Medical Student Response to Ferguson: Committing to Action and Calling for Change

  • by: Ezekiel Richardson
  • recipient: Elements of the Medical Establishment Including but not limited to the American Medical Association, American Academy of Pediatrics, American Academy of Emergency Medicine, The Perelman School of Medicine Associated Physicians and Our Colleagues Across t

The following is a statement to be signed by medical students and physicians in response to the recent epidemic of violence evidenced by recent incidents in Ferguson and New York. It has been authored by Medical Students from the University of Pennsylvania, but may be signed by any medical student or physician that finds it appropriate. 

We ask that you use your medical email address if possible so that we may have count of the amount of medical professionals.

To Whom It May Concern,

As medical students and physicians, we and our colleagues across the nation are dedicated to the health and well-being of our communities. During our matriculation and graduation from medical school, we recited an oath to “practice our art in uprightness and honor” and “hold ourselves aloof from wrong and from corruption,” but as the events in Ferguson reverberate, our declaration, this oath, rings hollow.

The murder of Michael Brown is one of the latest cases in an epidemic of police brutality perpetrated against communities of color across our nation. At last count, Black youth between the ages of 15 and 19 were 21 times more likely to die at the hands of police than their white counterparts. Communities of color are under additional assault from racially biased laws, policing, and judicial systems that have resulted in incarceration rates that are unprecedented in world history. As the United States wrestles with a dark legacy of state-supported violence in Black, Latino, and Native American communities, physicians and students have a responsibility to make ourselves heard.

Physicians are well-aware that it is impossible to address individual health without simultaneously addressing societal health. For example, the American Academy of Pediatrics supports funding for literacy initiatives, while the American Academy of Family Physicians offers opinions on the allocation of federal agriculture spending and nutrition. Now, as an increasingly militarized police force and a prejudicial legal system threaten the lives of people of color, where is our voice?

Many of this nation’s greatest academic hospitals lie within a stone’s throw of communities where the citizenry suffer routine harassment, assault, and murder at the hands of police, and where large segments of the population are deprived of their freedom and rights by disproportionate incarceration. When our nation’s most powerful medical institutions fail to confront the dire effects of police brutality and mass incarceration on the lives and livelihoods of Black communities, we become complicit in perpetuating this violence.
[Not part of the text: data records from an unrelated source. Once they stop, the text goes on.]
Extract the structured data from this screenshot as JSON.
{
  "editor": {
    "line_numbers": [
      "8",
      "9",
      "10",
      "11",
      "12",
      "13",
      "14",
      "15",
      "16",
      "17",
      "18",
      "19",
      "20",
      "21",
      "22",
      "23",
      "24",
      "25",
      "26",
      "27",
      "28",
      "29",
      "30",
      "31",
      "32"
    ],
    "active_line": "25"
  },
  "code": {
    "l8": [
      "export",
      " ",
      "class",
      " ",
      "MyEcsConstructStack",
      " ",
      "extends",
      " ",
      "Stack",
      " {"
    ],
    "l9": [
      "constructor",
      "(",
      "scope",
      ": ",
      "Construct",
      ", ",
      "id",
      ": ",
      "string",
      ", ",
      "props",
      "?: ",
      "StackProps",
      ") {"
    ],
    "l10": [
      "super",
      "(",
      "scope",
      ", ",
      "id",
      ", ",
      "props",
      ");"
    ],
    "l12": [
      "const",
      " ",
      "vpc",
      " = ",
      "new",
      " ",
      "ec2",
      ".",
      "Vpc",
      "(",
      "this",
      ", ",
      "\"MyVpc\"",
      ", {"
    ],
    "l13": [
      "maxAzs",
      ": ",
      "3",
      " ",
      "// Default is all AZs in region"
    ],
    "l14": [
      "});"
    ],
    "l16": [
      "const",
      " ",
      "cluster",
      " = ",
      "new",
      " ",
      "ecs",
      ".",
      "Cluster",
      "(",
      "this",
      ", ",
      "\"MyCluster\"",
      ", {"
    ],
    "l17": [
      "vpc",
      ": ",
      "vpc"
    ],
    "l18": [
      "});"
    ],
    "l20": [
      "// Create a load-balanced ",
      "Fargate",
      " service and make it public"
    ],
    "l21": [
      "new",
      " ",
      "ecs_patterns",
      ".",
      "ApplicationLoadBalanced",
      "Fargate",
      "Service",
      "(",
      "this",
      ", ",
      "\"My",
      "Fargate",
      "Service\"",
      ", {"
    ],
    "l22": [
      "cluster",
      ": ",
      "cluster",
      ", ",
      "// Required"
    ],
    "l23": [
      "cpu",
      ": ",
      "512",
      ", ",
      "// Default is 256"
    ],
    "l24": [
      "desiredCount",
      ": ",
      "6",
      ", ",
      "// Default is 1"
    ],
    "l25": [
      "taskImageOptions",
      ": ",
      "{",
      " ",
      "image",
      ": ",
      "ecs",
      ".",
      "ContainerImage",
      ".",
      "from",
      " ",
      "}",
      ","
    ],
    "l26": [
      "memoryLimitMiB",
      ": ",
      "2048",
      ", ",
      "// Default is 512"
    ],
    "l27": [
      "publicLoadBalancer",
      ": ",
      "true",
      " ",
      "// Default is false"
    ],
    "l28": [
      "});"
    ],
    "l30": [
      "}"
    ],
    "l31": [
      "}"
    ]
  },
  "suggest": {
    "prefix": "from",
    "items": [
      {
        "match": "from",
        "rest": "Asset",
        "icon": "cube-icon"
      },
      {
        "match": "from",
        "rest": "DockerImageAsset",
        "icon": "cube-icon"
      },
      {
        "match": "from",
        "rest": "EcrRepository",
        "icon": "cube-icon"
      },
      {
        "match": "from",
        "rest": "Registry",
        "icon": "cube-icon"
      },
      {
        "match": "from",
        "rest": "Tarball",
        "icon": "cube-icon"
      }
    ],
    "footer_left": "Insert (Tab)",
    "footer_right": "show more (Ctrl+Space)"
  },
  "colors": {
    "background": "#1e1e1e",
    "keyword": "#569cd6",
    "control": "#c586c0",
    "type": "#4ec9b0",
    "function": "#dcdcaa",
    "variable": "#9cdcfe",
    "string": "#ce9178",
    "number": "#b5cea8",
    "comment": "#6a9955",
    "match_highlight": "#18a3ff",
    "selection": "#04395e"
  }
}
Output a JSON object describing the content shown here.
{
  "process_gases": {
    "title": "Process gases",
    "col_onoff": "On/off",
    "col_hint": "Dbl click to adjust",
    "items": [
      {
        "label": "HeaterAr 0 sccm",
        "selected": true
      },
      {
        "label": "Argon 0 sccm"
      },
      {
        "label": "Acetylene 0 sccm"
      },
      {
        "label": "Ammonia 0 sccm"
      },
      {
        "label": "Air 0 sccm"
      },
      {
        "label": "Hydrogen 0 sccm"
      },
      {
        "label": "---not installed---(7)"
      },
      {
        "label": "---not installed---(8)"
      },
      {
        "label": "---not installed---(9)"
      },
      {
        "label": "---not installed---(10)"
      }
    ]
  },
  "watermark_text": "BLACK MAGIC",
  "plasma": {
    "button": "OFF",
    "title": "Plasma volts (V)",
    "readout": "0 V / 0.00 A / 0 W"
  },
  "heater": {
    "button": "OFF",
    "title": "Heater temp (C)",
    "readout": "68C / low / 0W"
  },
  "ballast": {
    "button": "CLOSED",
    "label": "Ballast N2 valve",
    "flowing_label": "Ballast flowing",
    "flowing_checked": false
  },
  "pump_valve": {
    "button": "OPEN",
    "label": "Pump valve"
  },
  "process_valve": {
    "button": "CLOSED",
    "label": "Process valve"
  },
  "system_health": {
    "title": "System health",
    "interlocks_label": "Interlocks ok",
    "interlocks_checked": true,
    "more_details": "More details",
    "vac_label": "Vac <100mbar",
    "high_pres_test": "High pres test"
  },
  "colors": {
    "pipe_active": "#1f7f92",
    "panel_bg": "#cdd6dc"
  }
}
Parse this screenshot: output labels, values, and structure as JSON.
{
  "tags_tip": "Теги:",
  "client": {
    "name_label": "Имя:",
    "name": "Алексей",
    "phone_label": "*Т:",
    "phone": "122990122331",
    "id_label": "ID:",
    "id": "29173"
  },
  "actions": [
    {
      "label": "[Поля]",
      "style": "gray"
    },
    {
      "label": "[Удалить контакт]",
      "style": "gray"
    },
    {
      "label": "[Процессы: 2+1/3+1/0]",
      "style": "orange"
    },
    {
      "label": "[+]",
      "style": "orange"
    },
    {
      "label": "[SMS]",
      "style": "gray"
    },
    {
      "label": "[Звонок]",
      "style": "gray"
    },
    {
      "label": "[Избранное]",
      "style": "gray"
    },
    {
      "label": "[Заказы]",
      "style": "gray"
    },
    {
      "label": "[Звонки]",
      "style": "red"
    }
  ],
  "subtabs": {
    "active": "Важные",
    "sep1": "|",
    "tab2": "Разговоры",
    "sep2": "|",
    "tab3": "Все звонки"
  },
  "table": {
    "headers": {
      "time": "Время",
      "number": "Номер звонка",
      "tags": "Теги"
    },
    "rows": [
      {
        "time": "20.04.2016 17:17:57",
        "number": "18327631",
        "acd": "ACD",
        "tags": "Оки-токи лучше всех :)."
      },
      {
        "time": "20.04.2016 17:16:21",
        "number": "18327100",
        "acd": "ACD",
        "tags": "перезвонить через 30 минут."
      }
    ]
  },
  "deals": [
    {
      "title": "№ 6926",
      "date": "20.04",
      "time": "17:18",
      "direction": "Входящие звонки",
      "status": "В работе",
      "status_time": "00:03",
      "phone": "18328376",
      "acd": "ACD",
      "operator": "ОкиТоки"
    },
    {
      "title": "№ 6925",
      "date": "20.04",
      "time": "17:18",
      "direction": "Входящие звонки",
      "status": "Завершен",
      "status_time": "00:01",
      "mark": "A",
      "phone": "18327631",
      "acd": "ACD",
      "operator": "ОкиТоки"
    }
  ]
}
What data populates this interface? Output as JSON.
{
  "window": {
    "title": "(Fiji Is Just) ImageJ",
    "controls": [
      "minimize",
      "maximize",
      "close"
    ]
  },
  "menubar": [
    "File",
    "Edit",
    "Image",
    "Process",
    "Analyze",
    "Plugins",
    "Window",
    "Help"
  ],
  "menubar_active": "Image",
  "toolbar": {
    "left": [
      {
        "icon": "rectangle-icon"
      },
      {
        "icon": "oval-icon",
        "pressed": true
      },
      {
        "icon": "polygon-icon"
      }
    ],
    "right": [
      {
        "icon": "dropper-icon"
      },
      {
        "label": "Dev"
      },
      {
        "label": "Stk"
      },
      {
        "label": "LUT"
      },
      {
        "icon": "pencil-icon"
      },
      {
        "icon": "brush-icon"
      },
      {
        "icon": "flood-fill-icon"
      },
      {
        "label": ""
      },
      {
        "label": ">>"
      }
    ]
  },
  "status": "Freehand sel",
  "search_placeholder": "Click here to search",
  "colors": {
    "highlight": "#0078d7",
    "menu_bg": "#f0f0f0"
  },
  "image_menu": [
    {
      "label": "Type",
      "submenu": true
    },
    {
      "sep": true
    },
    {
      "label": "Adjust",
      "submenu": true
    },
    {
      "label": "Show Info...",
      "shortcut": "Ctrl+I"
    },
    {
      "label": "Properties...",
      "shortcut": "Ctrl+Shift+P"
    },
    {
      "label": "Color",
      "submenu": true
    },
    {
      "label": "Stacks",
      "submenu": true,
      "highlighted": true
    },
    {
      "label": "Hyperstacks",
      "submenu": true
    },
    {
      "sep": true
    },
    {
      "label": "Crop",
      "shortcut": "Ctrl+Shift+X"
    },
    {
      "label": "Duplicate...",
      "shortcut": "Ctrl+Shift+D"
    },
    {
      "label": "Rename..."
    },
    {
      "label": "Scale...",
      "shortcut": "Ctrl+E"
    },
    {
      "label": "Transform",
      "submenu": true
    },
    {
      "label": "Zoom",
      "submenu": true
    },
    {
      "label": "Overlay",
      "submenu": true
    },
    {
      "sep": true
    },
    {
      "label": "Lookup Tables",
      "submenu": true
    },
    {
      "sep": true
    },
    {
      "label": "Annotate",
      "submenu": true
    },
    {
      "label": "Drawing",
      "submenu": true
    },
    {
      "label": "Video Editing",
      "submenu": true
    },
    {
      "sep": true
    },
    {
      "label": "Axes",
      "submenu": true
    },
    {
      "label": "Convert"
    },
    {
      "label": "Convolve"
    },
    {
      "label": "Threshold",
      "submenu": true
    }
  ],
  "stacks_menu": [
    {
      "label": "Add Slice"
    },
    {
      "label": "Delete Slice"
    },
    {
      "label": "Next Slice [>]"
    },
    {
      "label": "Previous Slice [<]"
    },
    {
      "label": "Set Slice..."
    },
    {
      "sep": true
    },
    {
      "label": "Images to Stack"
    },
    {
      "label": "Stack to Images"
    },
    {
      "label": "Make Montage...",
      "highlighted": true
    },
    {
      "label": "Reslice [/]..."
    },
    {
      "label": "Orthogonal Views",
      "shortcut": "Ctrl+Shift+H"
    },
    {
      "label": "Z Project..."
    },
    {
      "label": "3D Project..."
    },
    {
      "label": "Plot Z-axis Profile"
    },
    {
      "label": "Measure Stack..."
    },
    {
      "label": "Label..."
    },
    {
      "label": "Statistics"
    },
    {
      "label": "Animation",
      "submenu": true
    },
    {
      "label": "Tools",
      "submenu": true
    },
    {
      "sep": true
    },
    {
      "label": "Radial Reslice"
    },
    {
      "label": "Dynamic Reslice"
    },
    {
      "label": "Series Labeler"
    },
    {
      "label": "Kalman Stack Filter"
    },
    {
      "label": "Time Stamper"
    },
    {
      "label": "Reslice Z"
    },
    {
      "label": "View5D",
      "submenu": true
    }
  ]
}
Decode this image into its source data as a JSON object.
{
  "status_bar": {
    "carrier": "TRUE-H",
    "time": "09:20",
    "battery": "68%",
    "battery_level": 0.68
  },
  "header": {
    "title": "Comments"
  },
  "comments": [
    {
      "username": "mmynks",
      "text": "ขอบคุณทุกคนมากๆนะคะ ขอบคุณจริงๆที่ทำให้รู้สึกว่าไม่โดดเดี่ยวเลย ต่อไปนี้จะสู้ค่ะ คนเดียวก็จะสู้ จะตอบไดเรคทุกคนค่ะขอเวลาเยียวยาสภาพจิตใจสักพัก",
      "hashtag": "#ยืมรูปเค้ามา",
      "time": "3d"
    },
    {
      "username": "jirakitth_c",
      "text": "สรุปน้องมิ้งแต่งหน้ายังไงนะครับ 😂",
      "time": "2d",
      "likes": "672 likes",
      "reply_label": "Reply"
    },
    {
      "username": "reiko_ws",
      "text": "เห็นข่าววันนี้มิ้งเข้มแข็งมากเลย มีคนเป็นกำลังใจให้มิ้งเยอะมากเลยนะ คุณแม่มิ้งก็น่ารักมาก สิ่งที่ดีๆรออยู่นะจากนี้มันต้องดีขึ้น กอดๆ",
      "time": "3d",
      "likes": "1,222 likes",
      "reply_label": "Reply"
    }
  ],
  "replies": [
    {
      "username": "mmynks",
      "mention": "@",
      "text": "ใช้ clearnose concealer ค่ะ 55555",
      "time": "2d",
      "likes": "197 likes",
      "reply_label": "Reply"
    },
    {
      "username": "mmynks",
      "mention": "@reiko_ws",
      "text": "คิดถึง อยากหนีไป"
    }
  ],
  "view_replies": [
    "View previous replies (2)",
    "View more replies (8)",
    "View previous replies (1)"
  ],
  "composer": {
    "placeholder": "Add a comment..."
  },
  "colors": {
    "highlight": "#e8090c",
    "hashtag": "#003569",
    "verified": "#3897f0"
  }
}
Confronting systemic racism and its effects is challenging, but that is no excuse for inaction. We propose the following steps to begin to counter and eliminate systemic racism: First, we call for expansion of funding to analyze and eliminate both unconscious racial bias in medical decision-making and structural disparities in access to medical care. Second, we call for pediatricians and emergency room physicians in particular to speak and act against the effects of racism, violence, and police brutality in communities of color. Environmental threats like guns in the home and bullying at school are among the concerns of pediatricians, but in response to the threat of police brutality and criminalization, pediatricians are deafeningly silent. Likewise, emergency room physicians are often the first point of contact between victims of police brutality and the medical system, but in the midst of an epidemic of violence, they have taken no organized action. Though emergency room physicians and pediatricians are on the front lines of this epidemic, physicians of all specialties and fields must play a role in disrupting violence against communities of color. Finally, we call for the medical establishment to condemn the “vascular hold” as a police tactic. In the recent death of Eric Garner, the officer may have attempted a non-lethal “vascular hold” that shifted into a lethal “choke hold” resulting in Mr. Garner’s death. A “non-lethal” technique that carries significant risk of death for the citizens that officers are sworn to “protect and serve” has no place within any officer’s arsenal.

The actions above are only first steps in the work of dismantling the effects of racism on medical practice and within communities of color. We refuse to watch quietly as our profession’s dedication to the preservation of human life is desecrated. We call on all American medical institutions and professional associations to publicly condemn racism, police brutality, and mass incarceration. Until we speak out against violence against communities of color, our silence speaks for us.